For the period ended March 31, the company reported:
• Increasing demand for protective and marine coatings;
• A 110% increase in diluted net income per common share, to $.63 from $.30 in 2010;
• A 9.2% increase in first-quarter net sales in the Paint Stores Group, to $929.3 million; and
• A quarterly increase in Paint Stores Group segment profit to $68.9 million, from $47.8 million last year.
Protective and Marine: ‘A Nice Lift’
“Our protective and marine business has been performing nicely over the last several quarters,” with demand increasing in many markets, Connor noted in a conference call to discuss the report.
The company has been emphasizing with investors that “this is an area that maintenance really can't be deferred for long periods of time,” Connor said. “A lot of the stimulus money that went into our country and other countries around the world is starting to wind its way into paint portions of those projects.
“And so we're seeing a nice lift in that business literally around the globe, both in the U.S. businesses as well as our Global Group segment.”
The improvement is mainly coming from the protective side, with coatings for steel and concrete in corrosive environments, he added.
Global Finishes Group
Overall, first-quarter net sales in the Global Finishes Group increased a whopping 49.6% to $630.2 million, due to acquisitions, higher paint sales volume, selling price increases, and favorable currency rates.
Segment profit increased in the quarter to $36.8 million from $23 million year over year, largely due to increased paint sales volume and good expense control, the company said.
As a percent to net external sales, segment profit was 5.8% in the quarter versus 5.5% last year.
The group acquired three companies over the last year, Connor noted: Acroma and Sayerlack in Europe and Pinturas Condor in Ecuador. The acquisitions “had a small impact on our first quarter consolidated net income” but “expand our global reach and provide important assets to support our worldwide business,” he said.
First-quarter net sales of the Consumer Group inched up 1% to $294.9 million, due primarily to higher selling prices. Connor reported “essentially flat” store volumes, “continuing strains” in the residential repaint market, and “year-over-year declines” in demand related to new construction.
The group has also been stung by the loss of its contract with Walmart. The world’s largest retailer announced in September that it was dropping Sherwin-Williams’ Dutch Boy brand in favor of Akzo Nobel’s Glidden beginning early this year.
Nevertheless, company said, segment profit increased to $41.1 million in the quarter from $37.5 million last year. Cost controls and higher prices also increased segment profit as a percent of net external sales to 13.9% from 12.8% last year.
The company opened seven net new locations last year and expects to open 50 to 60 net new stores this year, Connor said. The company operates more than 3,900 stores worldwide.

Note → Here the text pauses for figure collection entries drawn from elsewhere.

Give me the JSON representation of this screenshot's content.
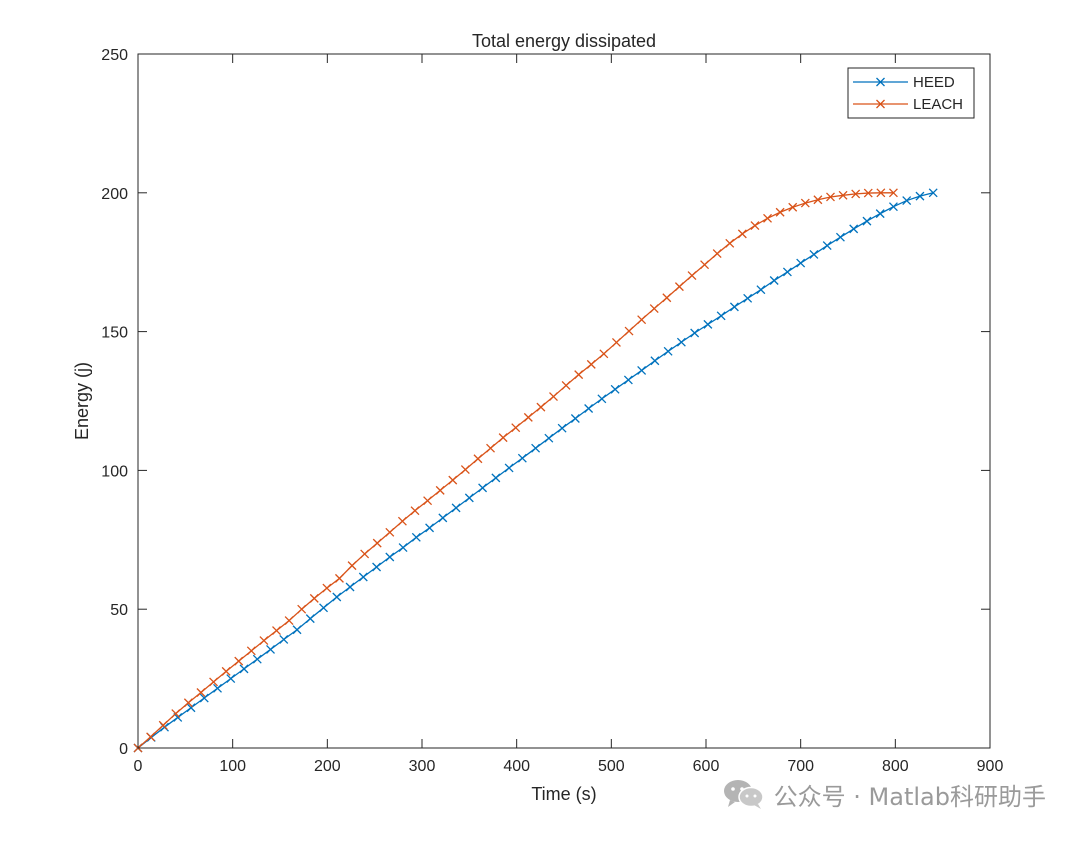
{
  "watermark": {
    "text": "公众号 · Matlab科研助手",
    "icon": "wechat-icon"
  },
  "chart_data": {
    "type": "line",
    "title": "Total energy dissipated",
    "xlabel": "Time (s)",
    "ylabel": "Energy (j)",
    "xlim": [
      0,
      900
    ],
    "ylim": [
      0,
      250
    ],
    "xticks": [
      0,
      100,
      200,
      300,
      400,
      500,
      600,
      700,
      800,
      900
    ],
    "yticks": [
      0,
      50,
      100,
      150,
      200,
      250
    ],
    "legend": {
      "location": "top-right",
      "entries": [
        "HEED",
        "LEACH"
      ]
    },
    "series": [
      {
        "name": "HEED",
        "color": "#0072BD",
        "marker": "x",
        "x": [
          0,
          14,
          28,
          42,
          56,
          70,
          84,
          98,
          112,
          126,
          140,
          154,
          168,
          182,
          196,
          210,
          224,
          238,
          252,
          266,
          280,
          294,
          308,
          322,
          336,
          350,
          364,
          378,
          392,
          406,
          420,
          434,
          448,
          462,
          476,
          490,
          504,
          518,
          532,
          546,
          560,
          574,
          588,
          602,
          616,
          630,
          644,
          658,
          672,
          686,
          700,
          714,
          728,
          742,
          756,
          770,
          784,
          798,
          812,
          826,
          840
        ],
        "y": [
          0,
          3.8,
          7.5,
          11,
          14.5,
          18,
          21.5,
          25,
          28.5,
          32,
          35.5,
          39.1,
          42.6,
          46.6,
          50.5,
          54.4,
          58,
          61.6,
          65.2,
          68.8,
          72.2,
          75.9,
          79.3,
          82.9,
          86.5,
          90.1,
          93.7,
          97.3,
          100.9,
          104.4,
          108,
          111.6,
          115.2,
          118.7,
          122.3,
          125.8,
          129.2,
          132.6,
          136,
          139.5,
          142.9,
          146.2,
          149.5,
          152.6,
          155.7,
          158.9,
          162,
          165.1,
          168.4,
          171.5,
          174.7,
          177.8,
          181,
          184,
          187,
          189.8,
          192.5,
          195,
          197.2,
          198.8,
          200
        ]
      },
      {
        "name": "LEACH",
        "color": "#D95319",
        "marker": "x",
        "x": [
          0,
          13.3,
          26.6,
          39.9,
          53.2,
          66.5,
          79.8,
          93.1,
          106.4,
          119.7,
          133,
          146.3,
          159.6,
          172.9,
          186.2,
          199.5,
          212.8,
          226.1,
          239.4,
          252.7,
          266,
          279.3,
          292.6,
          305.9,
          319.2,
          332.5,
          345.8,
          359.1,
          372.4,
          385.7,
          399,
          412.3,
          425.6,
          438.9,
          452.2,
          465.5,
          478.8,
          492.1,
          505.4,
          518.7,
          532,
          545.3,
          558.6,
          571.9,
          585.2,
          598.5,
          611.8,
          625.1,
          638.4,
          651.7,
          665,
          678.3,
          691.6,
          704.9,
          718.2,
          731.5,
          744.8,
          758.1,
          771.4,
          784.7,
          798
        ],
        "y": [
          0,
          4,
          8.2,
          12.4,
          16.3,
          20,
          23.8,
          27.6,
          31.3,
          35,
          38.7,
          42.3,
          45.9,
          50,
          53.9,
          57.6,
          61.1,
          65.7,
          69.9,
          73.8,
          77.7,
          81.7,
          85.5,
          89.1,
          92.8,
          96.5,
          100.3,
          104.2,
          108,
          111.8,
          115.4,
          119.1,
          122.8,
          126.6,
          130.6,
          134.5,
          138.2,
          142,
          146.1,
          150.2,
          154.3,
          158.3,
          162.2,
          166.2,
          170.2,
          174.1,
          178.1,
          181.8,
          185.2,
          188.2,
          190.8,
          193,
          194.8,
          196.3,
          197.5,
          198.5,
          199.1,
          199.6,
          199.9,
          200,
          200
        ]
      }
    ]
  }
}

The company is forecasting a strong second quarter, with an 8% to 13% consolidated net sales increase over last year’s second quarter. Connor said the company expected diluted net income per common share of $1.65 to $1.75 for the second quarter of 2011, compared to $1.64 in 2010.
For the full year 2011, the company expects consolidated net sales to increase above 2010 levels “by a high single-digit percentage,” Connor said, with diluted net income per common share in the range of $4.65 to $5.05, compared to $4.21 in 2010.